Probabilistic Stability Assessment of Plane Strain Tunnel Headings in Spatially Random Clays

Estimating the face stability of tunnels is a major issue in tunnel design, especially for shallow shield tunnels. Many attempts have been made for the undrained stability of tunnels against face failure, but most available solutions were obtained from the deterministic analysis assuming homogeneous clay and a nonhomogeneous clay of depth-dependent strength. This paper describes the probabilistic stability analysis of plain strain tunnel headings in spatially varying clays with trends of undrained shear strength linearly increased with depth. Using the adaptive finite element limit analysis, the problem is solved based on the generation of nonstationary random fields with Monte Carlo simulations. The stability statistics and collapse mechanisms of pressurized headings under surcharge on the ground surface are presented, considering the effect of cover depth, unsupported length, and strength gradient.
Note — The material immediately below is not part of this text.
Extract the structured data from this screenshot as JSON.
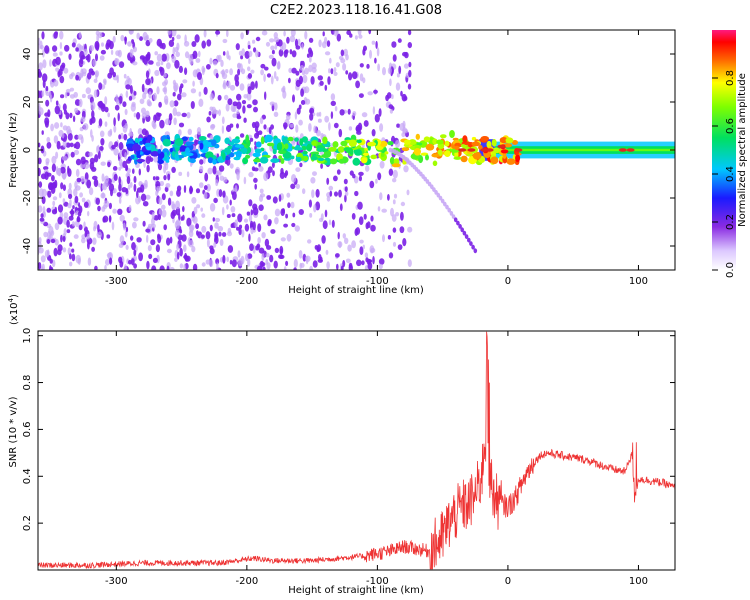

The worst-case correlation length where a mean heading stability reaches a minimum is examined. The safety factors are determined for headings at distinct target levels of failure probability. It is found that neglecting the clay randomness leads to the overprediction of heading stability, and it is more prominent for deeper headings. The results provide guidance for the practical estimation of tunnel headings in spatially varying undrained clay that can be encountered in tunneling.